Hence, a pure sine wave of any frequency, or any recording, could be stored on a computer using any sampling rate, the quality of the recording determined by the sampling rate (the higher the better). [Technical note: Of course there is a lower limit (in some sense) on the sampling rate. This is called the Nyquist rate.]
To determine the mean frequency of the sound at any small time, you could use some advanced techniques from Fourier analysis, but it is not entirely trivial.
This is just what I remember from physics, and I'm definitely no music expert, either.
Unless it's a recording of a constant tone, it probably doesn't have a single frequency. Each tone has a different frequency, which is why they sound different.
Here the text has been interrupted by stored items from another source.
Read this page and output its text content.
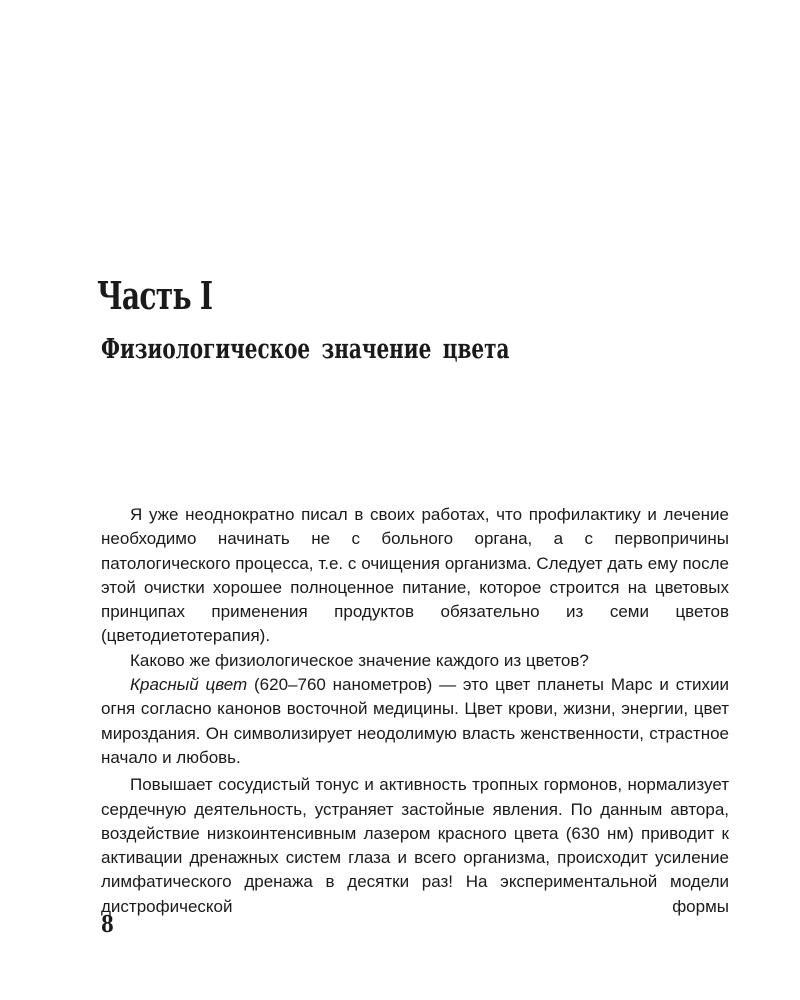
Часть I
Физиологическое значение цвета

Я уже неоднократно писал в своих работах, что профилактику и лечение необходимо начинать не с больного органа, а с первопричины патологического процесса, т.е. с очищения организма. Следует дать ему после этой очистки хорошее полноценное питание, которое строится на цветовых принципах применения продуктов обязательно из семи цветов (цветодиетотерапия).

Каково же физиологическое значение каждого из цветов?

Красный цвет (620–760 нанометров) — это цвет планеты Марс и стихии огня согласно канонов восточной медицины. Цвет крови, жизни, энергии, цвет мироздания. Он символизирует неодолимую власть женственности, страстное начало и любовь.

Повышает сосудистый тонус и активность тропных гормонов, нормализует сердечную деятельность, устраняет застойные явления. По данным автора, воздействие низкоинтенсивным лазером красного цвета (630 нм) приводит к активации дренажных систем глаза и всего организма, происходит усиление лимфатического дренажа в десятки раз! На экспериментальной модели дистрофической формы

8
There is generally a relationship between a wave's (not wav) frequency and wavelength, but none that I know of regarding amplitude.
Your SampleRate is similar to a frequency, being measured in Hz, but it only tells you about the precision of the recording, rather than the actual frequency of the sounds recorded.
As a quick addendum to the other two answers, if you are trying to measure frequencies within the sound file itself, you will need to look into the Fast Fourier Transform (FFT), which is an algorithm used to determine the strength of the frequencies within a sampled data set.
While it's true that an audio recording will not have a single frequency, you can find the fundamental frequency easily enough. Start at the beginning of your sample, and trace through it; you're looking for the highest absolute value, and in a wave with multiple frequencies you will not know what it is until you're back to zero. Remember the highest or lowest value you've seen thus far. Now, trace forward, hopefully in the opposite direction. You're looking for the next peak or trough of similar absolute value as the one you found, using the same method as before. Find out how many samples there are between your two highest absolute value readings. Divide your sample rate by this number (it better not be zero) and then divide by 2. This is the lowest, or fundamental, frequency of your recording at this point.
You can also generate a sinusoidal function that represents a synthetic waveform at a given frequency, and subtract this waveform's instantaneous values from your sample. Find the difference in the root-mean-square amplitudes of the before and after samples. This difference is a rough approximation of the amplitude of the signal at that frequency. Repeat this process, doubling the frequency each time. You can use this to create a basic EQ spectrum.